Même pas, l’expérience ayant réellement été tentée dans les années 90 afin d’expérimenter la vie en vase clos ailleurs que sur une terre dont les ressources s’épuisent.

Trois narrateurs pour ce roman: un homme et une femme enfermés, plus l’amie de la seconde, extérieure par obligation, les responsables de la mission l’ayant reléguée au second plan, par un choix quelque peu discutable .

La solidarité est supposée être à la base de cette colonie d’un nouveau genre? Raté! La jalousie, l’amour, la haine, la cupidité sont de la partie d’autant plus que la bulle est exposée, vendue par le marketing en autant de produits dérivés lucratifs.

Les visiteurs se pressent aux vitres de ce qui finit par ressembler au Loft des premières téléréalités.

Peu d’illusions résistent à l’enfermement et la science elle -même est impuissante à anoblir la décevante nature humaine. Les Terranautes jouent la Cantatrice Chauve et Huis Clos pour tromper l’ennui, ce ne peut être un hasard, plutôt une astucieuse mise en abyme…
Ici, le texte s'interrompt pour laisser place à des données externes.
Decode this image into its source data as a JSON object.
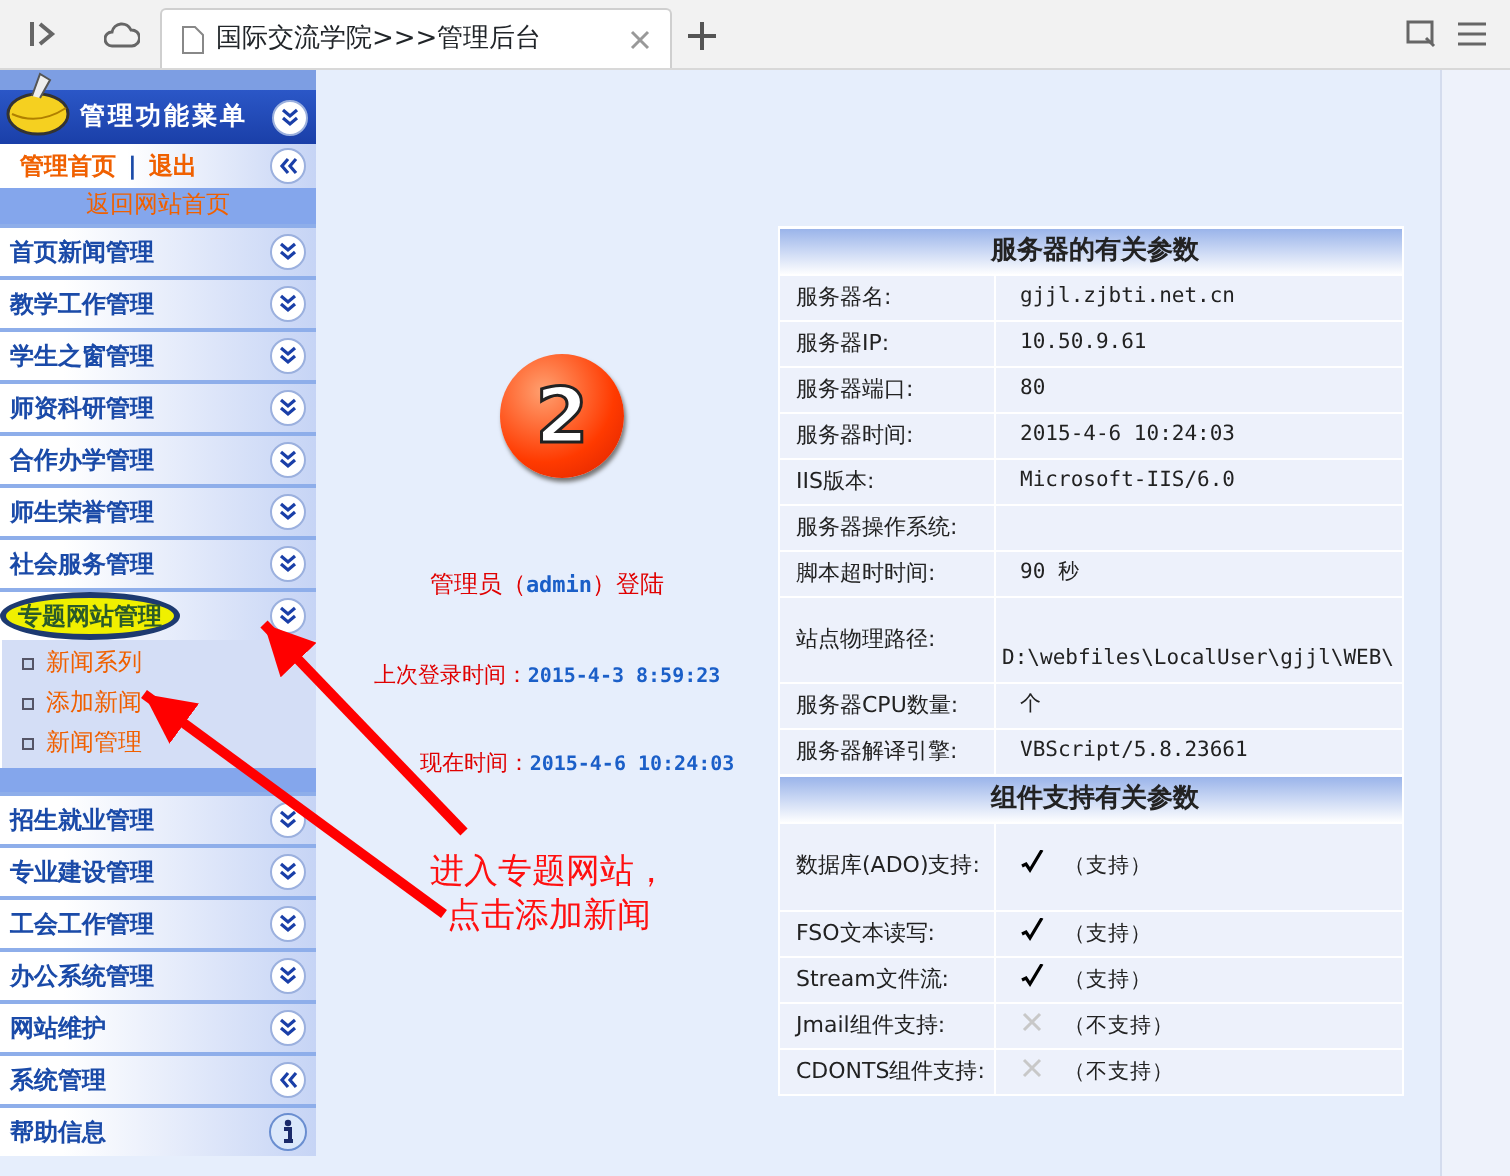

Le Signal, Maxime Chattam, 2018 chez Albin Michel

Vous aimez Lovecraft ?

Alors ce roman va vous plaire !

Sans arriver à rivaliser avec le maître, Maxime Chattam nous emmène au pays des peurs ancestrales, des superstitions et de la haine. Situant son intrigue près de Salem, quoi d’étonnant à ce que l’ombre des sorcières suppliciées vienne hanter les vivants ?

Parce qu’il était classé dans la catégorie des romans policiers à la bibliothèque où je l’ai emprunté, je me suis sentie un peu flouée, forcément… Il y a bien des personnages dont le métier est celui des forces de l’ordre mais la raison et la déduction sont les seconds couteaux de cette intrigue avant tout fantastique.La progression de l’angoisse à la peur est habile et la famille sur laquelle se focalise l’attention du lecteur est attachante .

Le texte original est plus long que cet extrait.